我等や精霊が宝珠を探していることは、森の長なら知っていたはずじゃ。
……何故、何故黙っていたのじゃ?
水龍さまに覚醒して頂くことの重要性が解ってない?
……いや、それは無いだろう。龍の守護なくして「南の龍湖」はこれほどの清涼さを保つことは出来ないのだ。
……では、何故……?
思案に暮れ、周りが見えなくなった我等に控えめに声が掛かった。
真っ青な顔をした村長だった。
「オ、オレは深入りするつもりは全くなくて、リリスが心配だっただけなんです。 なんとな〜く、ふんわりと事情を知れれば満足だったのに……それなのに……」
ゴクリと生唾を飲む音がここまで聞こえてくる。掠れた声で意を決したように絞りだす。
「おっ……オレは……。消されるんで……しょうか……」
一点を見つめて涙目になっている村長を見て、事態が理解できた。
まいったな……。不要な者に必要以上の情報を与えてしまった。有り得ない失態じゃ。
自分の迂闊さが呪わしい……。
さて。どうしたものか、と思案を巡らせていると、クウが『大丈夫なの〜』と柔和な微笑をたたえている。

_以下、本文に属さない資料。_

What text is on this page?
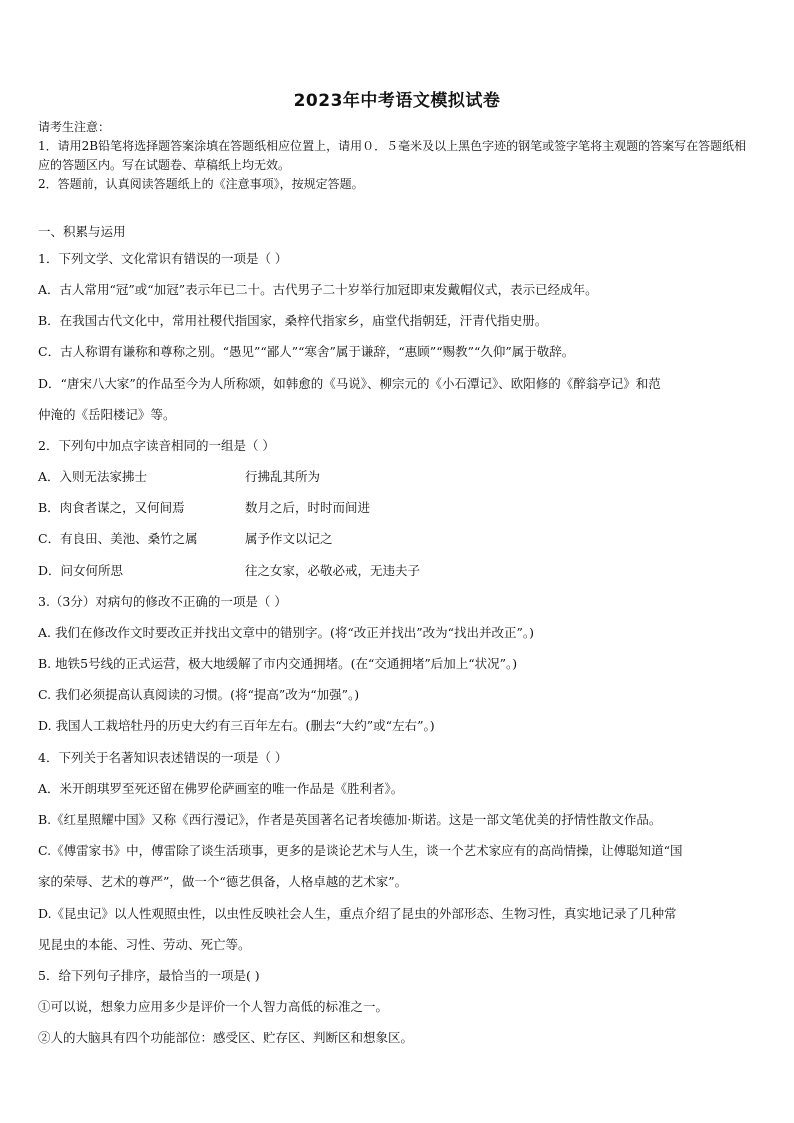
2023年中考语文模拟试卷

请考生注意：

1．请用2B铅笔将选择题答案涂填在答题纸相应位置上，请用０．５毫米及以上黑色字迹的钢笔或签字笔将主观题的答案写在答题纸相应的答题区内。写在试题卷、草稿纸上均无效。

2．答题前，认真阅读答题纸上的《注意事项》，按规定答题。

一、积累与运用
1．下列文学、文化常识有错误的一项是（ ）
A．古人常用“冠”或“加冠”表示年已二十。古代男子二十岁举行加冠即束发戴帽仪式，表示已经成年。
B．在我国古代文化中，常用社稷代指国家，桑梓代指家乡，庙堂代指朝廷，汗青代指史册。
C．古人称谓有谦称和尊称之别。“愚见”“鄙人”“寒舍”属于谦辞，“惠顾”“赐教”“久仰”属于敬辞。
D．“唐宋八大家”的作品至今为人所称颂，如韩愈的《马说》、柳宗元的《小石潭记》、欧阳修的《醉翁亭记》和范
仲淹的《岳阳楼记》等。
2．下列句中加点字读音相同的一组是（ ）
A．入则无法家拂士	行拂乱其所为
B．肉食者谋之，又何间焉	数月之后，时时而间进
C．有良田、美池、桑竹之属	属予作文以记之
D．问女何所思	往之女家，必敬必戒，无违夫子
3.（3分）对病句的修改不正确的一项是（ ）
A. 我们在修改作文时要改正并找出文章中的错别字。(将“改正并找出”改为“找出并改正”。)
B. 地铁5号线的正式运营，极大地缓解了市内交通拥堵。(在“交通拥堵”后加上“状况”。)
C. 我们必须提高认真阅读的习惯。(将“提高”改为“加强”。)
D. 我国人工栽培牡丹的历史大约有三百年左右。(删去“大约”或“左右”。)
4．下列关于名著知识表述错误的一项是（ ）
A．米开朗琪罗至死还留在佛罗伦萨画室的唯一作品是《胜利者》。
B.《红星照耀中国》又称《西行漫记》，作者是英国著名记者埃德加·斯诺。这是一部文笔优美的抒情性散文作品。
C.《傅雷家书》中，傅雷除了谈生活琐事，更多的是谈论艺术与人生，谈一个艺术家应有的高尚情操，让傅聪知道“国
家的荣辱、艺术的尊严”，做一个“德艺俱备，人格卓越的艺术家”。
D.《昆虫记》以人性观照虫性，以虫性反映社会人生，重点介绍了昆虫的外部形态、生物习性，真实地记录了几种常
见昆虫的本能、习性、劳动、死亡等。
5．给下列句子排序，最恰当的一项是( )
①可以说，想象力应用多少是评价一个人智力高低的标准之一。
②人的大脑具有四个功能部位：感受区、贮存区、判断区和想象区。
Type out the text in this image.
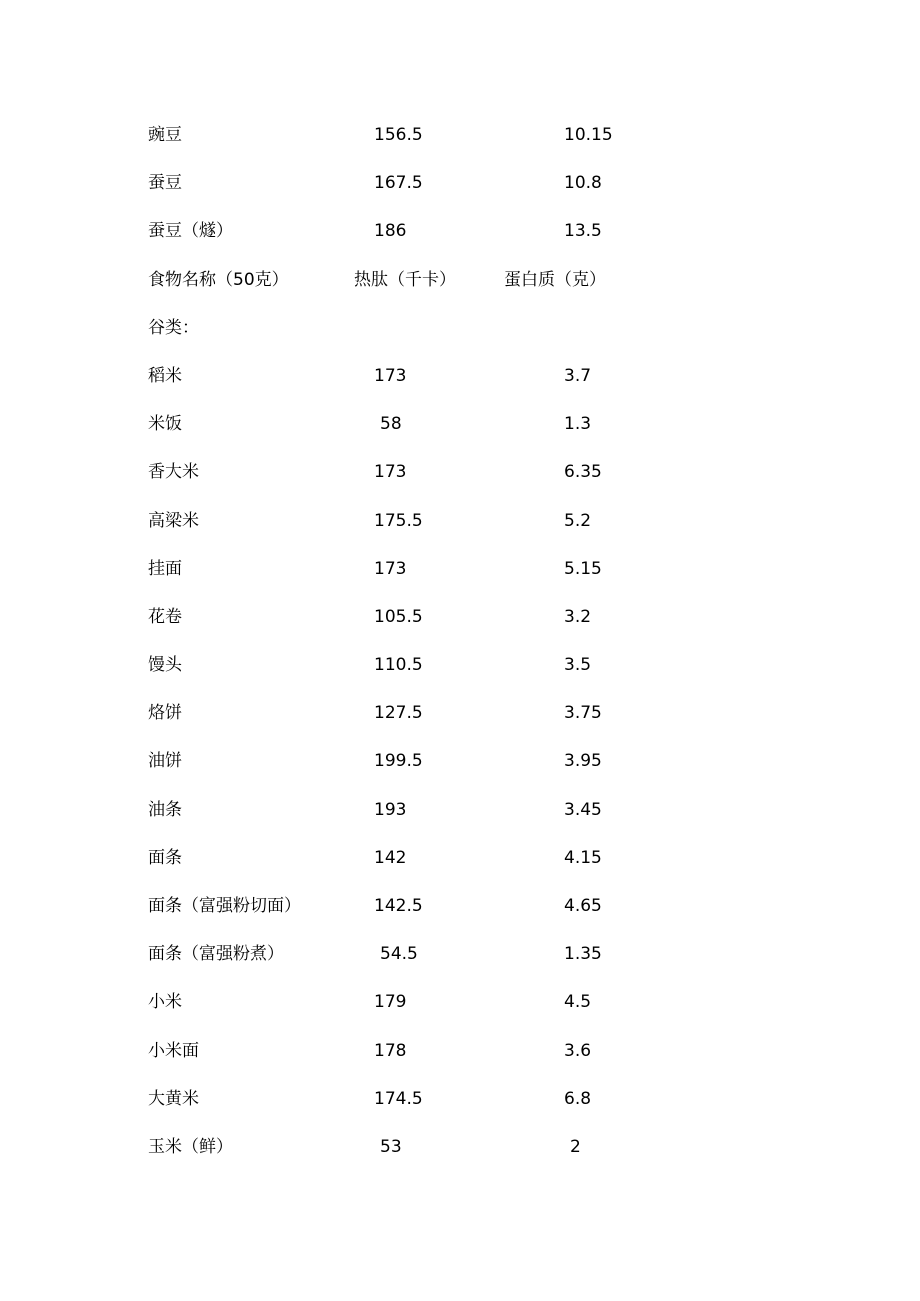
豌豆	156.5	10.15
蚕豆	167.5	10.8
蚕豆（燧）	186	13.5
食物名称（50克）	热肽（千卡）	蛋白质（克）
谷类：
稻米	173	3.7
米饭	58	1.3
香大米	173	6.35
高梁米	175.5	5.2
挂面	173	5.15
花卷	105.5	3.2
馒头	110.5	3.5
烙饼	127.5	3.75
油饼	199.5	3.95
油条	193	3.45
面条	142	4.15
面条（富强粉切面）	142.5	4.65
面条（富强粉煮）	54.5	1.35
小米	179	4.5
小米面	178	3.6
大黄米	174.5	6.8
玉米（鲜）	53	2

『村長はこの村の長でリリスは村の民。民に何かあれば長は知っておかないと駄目でしょ? だから村長がこの場に居るのは必然なの。リリスが話してくれたのも、村長がこの場に居てくれたからだと思うし、感謝してるの』
『だから安心するの〜』と朗らかにクウが続けた。
『あとは余計なことは口にしなければ良いだけだから。そうすれば、村人も家族も今まで通り、平穏に暮らせるはずなの。大丈夫?』
改めて口止めを確認すると、村長は首振り人形のように何度も頷いた。
その後は脱力して自然と涙を浮かべた。
「……良かった。今、死んだら何かあった時には娘や孫を矢面に立たせるのか、と思って。
それはまだ早いから……。良かった〜良かった」
「まったく、あんたはすぐ泣くんだから……変わってないね〜」
リリスが村長の肩を抱き、共に肩を震わせていた。
その様子を眺めながら「さすがクウじゃな」と心の中で脱帽した。自分ではこの結末も、この空気感も作り出せない。

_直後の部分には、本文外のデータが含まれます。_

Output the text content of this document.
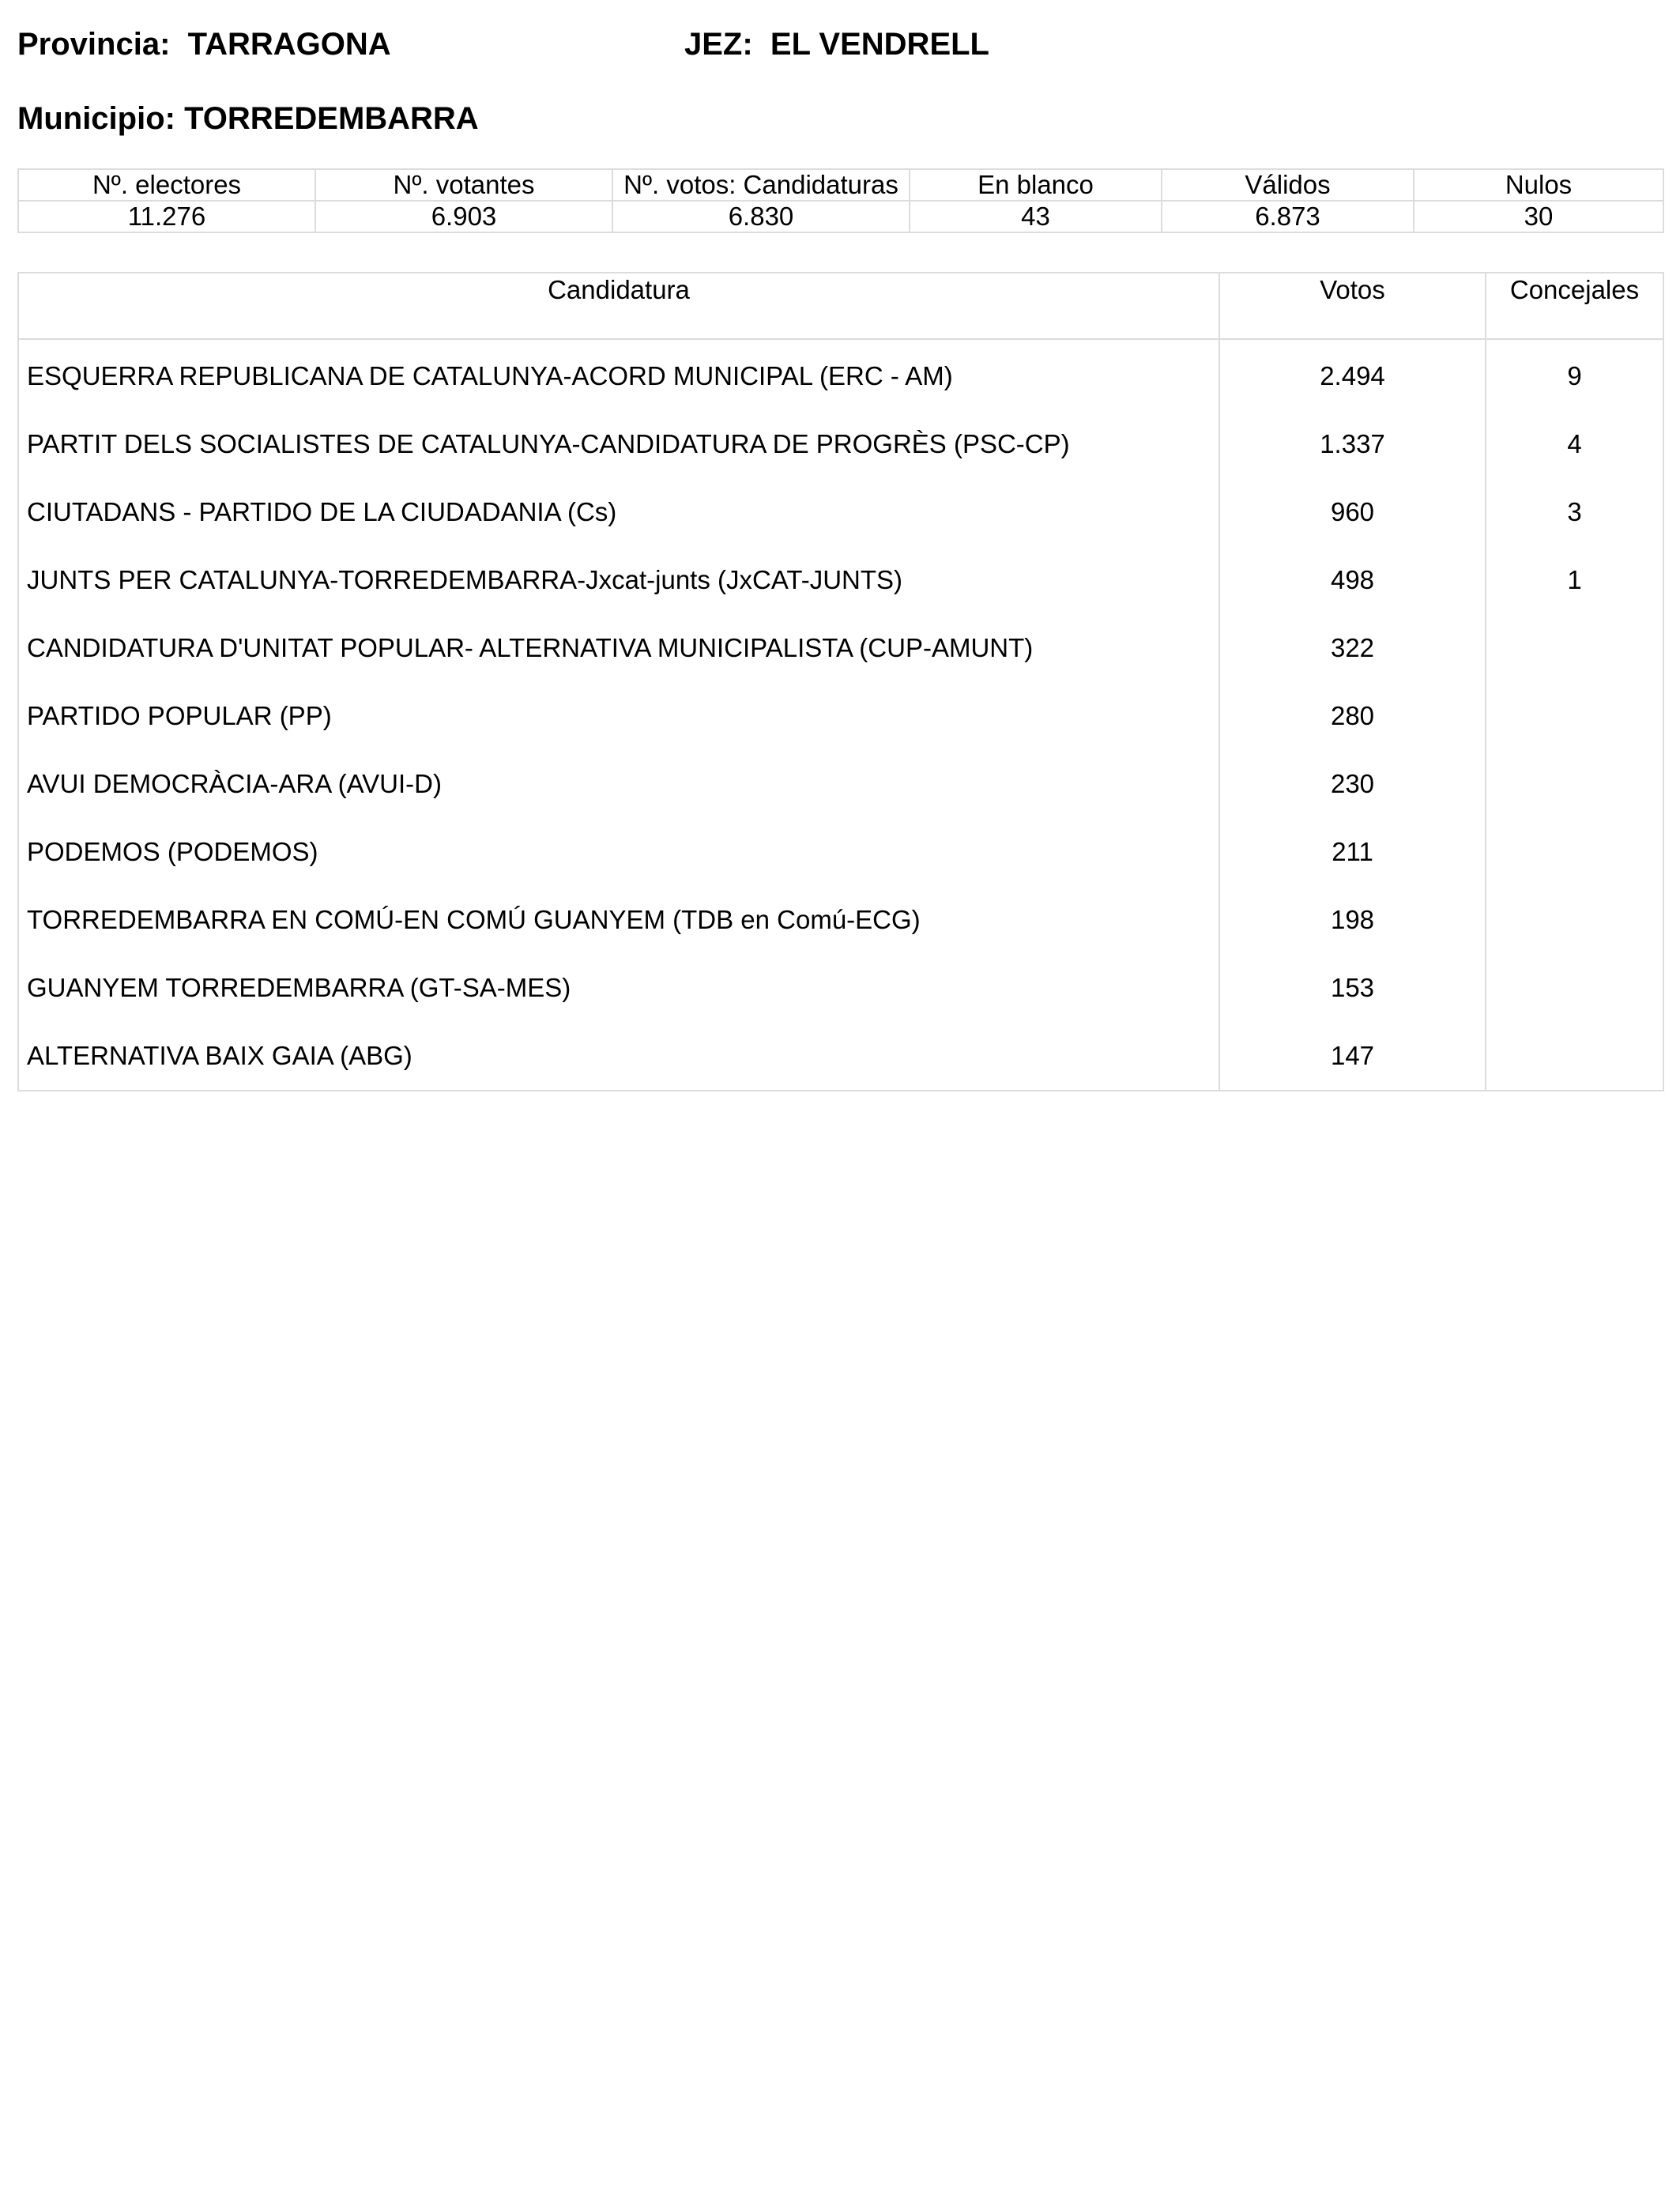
Provincia: TARRAGONA	JEZ: EL VENDRELL
Municipio: TORREDEMBARRA
Nº. electores	Nº. votantes	Nº. votos: Candidaturas	En blanco	Válidos	Nulos
11.276	6.903	6.830	43	6.873	30
Candidatura	Votos	Concejales

ESQUERRA REPUBLICANA DE CATALUNYA-ACORD MUNICIPAL (ERC - AM)	2.494	9
PARTIT DELS SOCIALISTES DE CATALUNYA-CANDIDATURA DE PROGRÈS (PSC-CP)	1.337	4
CIUTADANS - PARTIDO DE LA CIUDADANIA (Cs)	960	3
JUNTS PER CATALUNYA-TORREDEMBARRA-Jxcat-junts (JxCAT-JUNTS)	498	1
CANDIDATURA D'UNITAT POPULAR- ALTERNATIVA MUNICIPALISTA (CUP-AMUNT)	322	
PARTIDO POPULAR (PP)	280	
AVUI DEMOCRÀCIA-ARA (AVUI-D)	230	
PODEMOS (PODEMOS)	211	
TORREDEMBARRA EN COMÚ-EN COMÚ GUANYEM (TDB en Comú-ECG)	198	
GUANYEM TORREDEMBARRA (GT-SA-MES)	153	
ALTERNATIVA BAIX GAIA (ABG)	147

わしは自身が展開した結界を解き、クウと共にロスと姫が居る部屋に向かった
細かい話はまた後で良い。それぐらいの収穫を得た。
体が重いのじゃ……。
自分でも気づかぬうちに力が入っていたようじゃな。しかし、これであの方に一歩近づいた。
もう少し……もう少しじゃ。水龍さま
窓から月が見える。
この数百年で様々な物が変わったが、月だけはあの頃と何も変わらない。
あの方と共に見上げた月。
あの方と同じ、銀色の輝きを纏う月。
ひと目会いたいのぉ……ひと目。